Para se continuar a dar emprego, é indispensável promover uma economia que favoreça a diversificação produtiva e a criatividade empresarial. Por exemplo, há uma grande variedade de sistemas alimentares rurais de pequena escala que continuam  a alimentar a maior parte da população mundial, utilizando uma porção reduzida de terreno e de água e produzindo menos resíduos, quer em pequenas parcelas agrícolas e hortas, quer na caça  (Laudato si, 129)

Alguns pressupostos devem ser tomados em consideração no momento de por em prática um projeto de desenvolvimento que tem como objetivo otimizar a produção de alimentos e outros insumos, no modelo da pequena propriedade rural. Um deles consistem em conquistar o interesse e apoio das autoridades públicas responsáveis para assumir o ônus da infraestrutura que assegura a circulação de pessoas e mercadorias da região para que um projeto dessa natureza pretende ser implantado. São fundamentais estradas regionais, municipais e vicinais em boas condições. Dependendo das características regionais facilitar o transporte fluvial, o tratamento e distribuição de água potável, o tratamento dos esgotos, linhas de financiamento para os pequenos  agricultores e  horticultores; por à disposição dos produtores assistência técnica e possibilidade de os jovens frequentarem escolas agrícolas, enfim, facilitar a vida dos produtores de alimentos em vez de complicar-lhes a atividade  por razões políticas e/ou sufocá-los por interferências burocráticas que mais atrapalham e desanimam do que favorecem  a disposição de dar o melhor de si dos pequenos produtores. Os entraves políticos e burocráticos em vez de resolver o problema social dos jovens do meio agrícola os espantam e vão engrossar o universo subempregado ou desempregado dos bairros periféricos, infestados pela violência e as drogas. Posta nesses termos a questão, pergunta-se por onde começar. Para começo de conversa um projeto dessa natureza precisa cobrir uma área geoeconômica e social, por ex., a bacia de um rio e dimensioná-lo e projetá-lo de acordo com as características geográficas, climatológicas, edafológicas, demográficas, sociológicas e potencial econômico. Como se pode perceber, requer-se, antes de mais nada um diagnóstico técnico dos aspectos que acabamos de mencionar; uma criteriosa análise dos dados levantados e a partir deles elaborar um projeto de desenvolvimento integrado da respectiva região.

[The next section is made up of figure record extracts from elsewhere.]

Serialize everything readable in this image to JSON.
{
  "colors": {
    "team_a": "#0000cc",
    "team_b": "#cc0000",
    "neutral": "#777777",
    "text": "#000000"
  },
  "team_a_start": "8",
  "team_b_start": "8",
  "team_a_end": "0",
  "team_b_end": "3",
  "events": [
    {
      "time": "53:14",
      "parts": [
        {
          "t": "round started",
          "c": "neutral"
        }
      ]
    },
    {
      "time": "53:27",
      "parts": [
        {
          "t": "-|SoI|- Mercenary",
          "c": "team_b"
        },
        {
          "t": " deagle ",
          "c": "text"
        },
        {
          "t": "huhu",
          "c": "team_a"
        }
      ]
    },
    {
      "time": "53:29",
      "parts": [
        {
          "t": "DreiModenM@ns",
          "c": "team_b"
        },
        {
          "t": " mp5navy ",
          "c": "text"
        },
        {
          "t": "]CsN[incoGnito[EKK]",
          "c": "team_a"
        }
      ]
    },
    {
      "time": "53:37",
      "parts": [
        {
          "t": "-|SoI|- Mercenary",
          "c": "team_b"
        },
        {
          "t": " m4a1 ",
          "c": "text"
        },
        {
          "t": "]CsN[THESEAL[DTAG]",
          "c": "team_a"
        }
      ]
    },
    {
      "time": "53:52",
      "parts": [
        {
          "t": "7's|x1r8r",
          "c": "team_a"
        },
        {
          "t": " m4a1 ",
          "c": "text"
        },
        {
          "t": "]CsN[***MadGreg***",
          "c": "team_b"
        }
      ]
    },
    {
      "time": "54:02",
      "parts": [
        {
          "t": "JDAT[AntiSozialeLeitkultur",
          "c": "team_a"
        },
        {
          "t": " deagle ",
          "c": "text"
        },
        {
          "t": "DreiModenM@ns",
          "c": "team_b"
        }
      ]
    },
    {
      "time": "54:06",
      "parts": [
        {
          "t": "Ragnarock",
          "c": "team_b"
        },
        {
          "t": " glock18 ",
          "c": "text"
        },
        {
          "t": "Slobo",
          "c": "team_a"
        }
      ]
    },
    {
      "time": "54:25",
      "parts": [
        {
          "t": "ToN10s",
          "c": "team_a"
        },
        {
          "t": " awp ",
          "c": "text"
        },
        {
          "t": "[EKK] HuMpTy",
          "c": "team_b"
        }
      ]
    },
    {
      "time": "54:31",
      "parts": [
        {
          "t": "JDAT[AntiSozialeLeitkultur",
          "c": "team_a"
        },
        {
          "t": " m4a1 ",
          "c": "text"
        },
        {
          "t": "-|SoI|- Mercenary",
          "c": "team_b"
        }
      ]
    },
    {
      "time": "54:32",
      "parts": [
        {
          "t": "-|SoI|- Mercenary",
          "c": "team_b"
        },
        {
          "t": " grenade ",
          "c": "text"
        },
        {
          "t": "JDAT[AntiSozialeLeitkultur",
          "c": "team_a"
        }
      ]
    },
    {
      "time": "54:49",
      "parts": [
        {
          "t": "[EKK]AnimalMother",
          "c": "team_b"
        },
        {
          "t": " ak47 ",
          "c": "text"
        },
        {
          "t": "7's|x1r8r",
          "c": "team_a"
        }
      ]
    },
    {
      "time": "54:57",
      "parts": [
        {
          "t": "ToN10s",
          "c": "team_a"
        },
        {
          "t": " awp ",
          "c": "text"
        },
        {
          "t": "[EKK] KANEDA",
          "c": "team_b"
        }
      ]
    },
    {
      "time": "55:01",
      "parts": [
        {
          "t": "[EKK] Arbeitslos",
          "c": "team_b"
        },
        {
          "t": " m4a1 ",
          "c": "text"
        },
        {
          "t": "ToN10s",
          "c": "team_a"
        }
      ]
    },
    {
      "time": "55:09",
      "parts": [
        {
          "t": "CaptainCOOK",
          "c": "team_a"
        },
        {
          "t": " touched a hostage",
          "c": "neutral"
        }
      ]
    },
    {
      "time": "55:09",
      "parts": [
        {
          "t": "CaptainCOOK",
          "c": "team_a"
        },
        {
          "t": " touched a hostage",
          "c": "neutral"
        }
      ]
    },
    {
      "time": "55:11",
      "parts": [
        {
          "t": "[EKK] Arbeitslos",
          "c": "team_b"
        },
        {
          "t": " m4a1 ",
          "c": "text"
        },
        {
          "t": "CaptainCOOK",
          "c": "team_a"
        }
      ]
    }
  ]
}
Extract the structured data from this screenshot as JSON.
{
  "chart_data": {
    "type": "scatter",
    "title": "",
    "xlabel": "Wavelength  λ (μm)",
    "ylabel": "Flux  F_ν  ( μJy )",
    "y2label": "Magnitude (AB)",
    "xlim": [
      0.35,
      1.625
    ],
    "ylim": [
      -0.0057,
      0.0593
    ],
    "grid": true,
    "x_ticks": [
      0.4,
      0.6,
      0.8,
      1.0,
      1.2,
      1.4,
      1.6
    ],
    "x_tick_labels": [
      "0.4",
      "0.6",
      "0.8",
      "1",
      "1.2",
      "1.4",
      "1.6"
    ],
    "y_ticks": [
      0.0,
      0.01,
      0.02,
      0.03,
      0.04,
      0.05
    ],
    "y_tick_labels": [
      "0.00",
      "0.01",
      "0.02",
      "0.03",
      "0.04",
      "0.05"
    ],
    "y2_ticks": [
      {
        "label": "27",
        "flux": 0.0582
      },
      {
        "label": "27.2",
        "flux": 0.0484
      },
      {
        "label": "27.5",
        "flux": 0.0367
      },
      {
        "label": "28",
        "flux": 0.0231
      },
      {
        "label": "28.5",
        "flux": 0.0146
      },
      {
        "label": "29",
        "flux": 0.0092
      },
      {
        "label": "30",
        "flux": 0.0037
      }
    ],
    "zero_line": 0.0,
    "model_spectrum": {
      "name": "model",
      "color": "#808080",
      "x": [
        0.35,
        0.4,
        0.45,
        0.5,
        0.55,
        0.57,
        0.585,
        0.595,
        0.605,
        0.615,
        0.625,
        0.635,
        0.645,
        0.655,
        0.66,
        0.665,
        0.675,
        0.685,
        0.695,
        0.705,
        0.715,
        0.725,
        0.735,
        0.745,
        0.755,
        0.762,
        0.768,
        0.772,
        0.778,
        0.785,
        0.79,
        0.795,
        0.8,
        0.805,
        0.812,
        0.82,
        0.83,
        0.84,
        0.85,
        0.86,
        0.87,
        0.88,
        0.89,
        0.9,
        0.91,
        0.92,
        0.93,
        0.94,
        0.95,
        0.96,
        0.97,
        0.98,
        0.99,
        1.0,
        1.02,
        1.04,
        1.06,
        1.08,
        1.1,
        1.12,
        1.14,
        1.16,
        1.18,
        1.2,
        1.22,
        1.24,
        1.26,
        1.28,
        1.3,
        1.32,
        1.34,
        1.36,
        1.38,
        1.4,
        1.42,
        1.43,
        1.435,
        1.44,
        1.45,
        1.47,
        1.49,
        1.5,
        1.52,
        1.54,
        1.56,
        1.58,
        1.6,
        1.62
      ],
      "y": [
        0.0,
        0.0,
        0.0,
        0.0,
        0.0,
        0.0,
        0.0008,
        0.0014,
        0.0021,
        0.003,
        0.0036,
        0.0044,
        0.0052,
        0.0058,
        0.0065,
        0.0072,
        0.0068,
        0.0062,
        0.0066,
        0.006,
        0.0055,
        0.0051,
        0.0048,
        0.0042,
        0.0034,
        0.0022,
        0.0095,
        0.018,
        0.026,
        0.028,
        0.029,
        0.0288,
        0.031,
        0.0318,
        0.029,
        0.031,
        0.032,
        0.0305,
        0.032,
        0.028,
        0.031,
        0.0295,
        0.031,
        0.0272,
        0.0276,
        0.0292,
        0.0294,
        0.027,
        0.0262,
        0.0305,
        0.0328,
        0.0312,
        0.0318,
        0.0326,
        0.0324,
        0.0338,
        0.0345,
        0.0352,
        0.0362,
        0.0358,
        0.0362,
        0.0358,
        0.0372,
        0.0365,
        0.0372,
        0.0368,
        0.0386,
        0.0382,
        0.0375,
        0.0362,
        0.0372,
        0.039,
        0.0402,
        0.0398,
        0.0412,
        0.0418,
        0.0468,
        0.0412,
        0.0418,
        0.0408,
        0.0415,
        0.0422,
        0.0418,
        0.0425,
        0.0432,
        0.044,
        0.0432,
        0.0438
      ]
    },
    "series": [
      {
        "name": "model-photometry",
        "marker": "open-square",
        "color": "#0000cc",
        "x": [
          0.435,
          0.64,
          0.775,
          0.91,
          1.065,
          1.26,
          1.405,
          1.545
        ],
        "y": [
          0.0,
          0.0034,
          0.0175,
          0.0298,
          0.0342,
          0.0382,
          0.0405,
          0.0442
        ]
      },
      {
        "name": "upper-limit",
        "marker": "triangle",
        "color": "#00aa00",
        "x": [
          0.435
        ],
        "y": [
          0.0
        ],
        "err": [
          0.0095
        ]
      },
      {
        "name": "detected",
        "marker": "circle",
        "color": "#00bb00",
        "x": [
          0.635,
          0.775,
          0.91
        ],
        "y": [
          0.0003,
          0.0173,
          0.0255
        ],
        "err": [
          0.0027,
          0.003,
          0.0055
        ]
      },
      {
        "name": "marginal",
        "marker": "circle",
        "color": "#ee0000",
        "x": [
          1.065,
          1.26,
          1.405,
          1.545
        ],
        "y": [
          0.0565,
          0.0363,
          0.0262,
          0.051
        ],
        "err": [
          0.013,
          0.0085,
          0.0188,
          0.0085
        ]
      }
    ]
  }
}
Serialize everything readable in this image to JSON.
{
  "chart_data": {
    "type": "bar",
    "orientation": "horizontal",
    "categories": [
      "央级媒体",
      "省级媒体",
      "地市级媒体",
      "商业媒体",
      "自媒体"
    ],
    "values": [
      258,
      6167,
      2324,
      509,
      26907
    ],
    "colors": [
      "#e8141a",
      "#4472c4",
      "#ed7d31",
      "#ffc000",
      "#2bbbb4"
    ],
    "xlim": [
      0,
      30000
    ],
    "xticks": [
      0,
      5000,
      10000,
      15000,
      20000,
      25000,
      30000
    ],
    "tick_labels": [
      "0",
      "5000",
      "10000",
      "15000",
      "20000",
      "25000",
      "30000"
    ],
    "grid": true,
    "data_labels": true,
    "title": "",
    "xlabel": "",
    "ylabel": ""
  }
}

E, para não ficar apenas em sugestões e considerações teóricas e abstratas, permito-me chamar a atenção a um projeto de “Valorização do Vale do Rio dos Sinos”, encabeçado pela direção e professores da então Faculdade de Ciências Econômicas de São Leopoldo entre 1963 e 1970. A elaboração da proposta de um projeto foi coordenada pelo então diretor da Faculdade Pe. Marcus Bach,  o coordenador  prof. Alcides Giehl, o chefe do departamento de Economia, prof. Arthur Rambo, pelo prof. Lenine Nequeti e o aluno Reinaldo Adams. A proposta foi apresentada ao Governador do Estado Ildo Menegueti que o aprovou e recomendou que fosse encaminhado ao titular da então Secretaria de Obras Públicas para as devidas tramitações burocráticas. Ao mesmo tempo o então prefeito de São Leopoldo, Clodomiro Martins, prometeu e de fato cumpriu a promessa de por à disposição toda a colaboração que fosse da sua competência, tanto material quanto técnico. Mas, há mais de 50 anos atrás, não se dispunham técnicos habilitados para fazer um diagnóstico exaustivo e confiável das características geológicas, biogeográficas, edafológicas, florestais e, de modo mais crucial, de técnicos em Hidrologia. Para as demais demandas a Faculdade de economia estava em condições de recrutar especialistas à altura dos desafios, dentre de seu corpo docente e/ou de fora dele. Na introdução do projeto essa questão foi devidamente destacada.

Em face das manifestações daquela alta autoridade e das circunstâncias expostas, sente-se a Faculdade animada a continuar os estudos atinentes, para que está capacitada, pelo nível de conhecimentos de seus integrantes. Todavia, pela dificuldade existente na América do Sul, de contar com técnicos experientes em hidrografia, toma a iniciativa de recorrer, quanto ao aspecto da regularização do rio, à “Ajuda Técnica” do Governo da República Federal da Alemanha. (Projeto para Planejamento, p. 2)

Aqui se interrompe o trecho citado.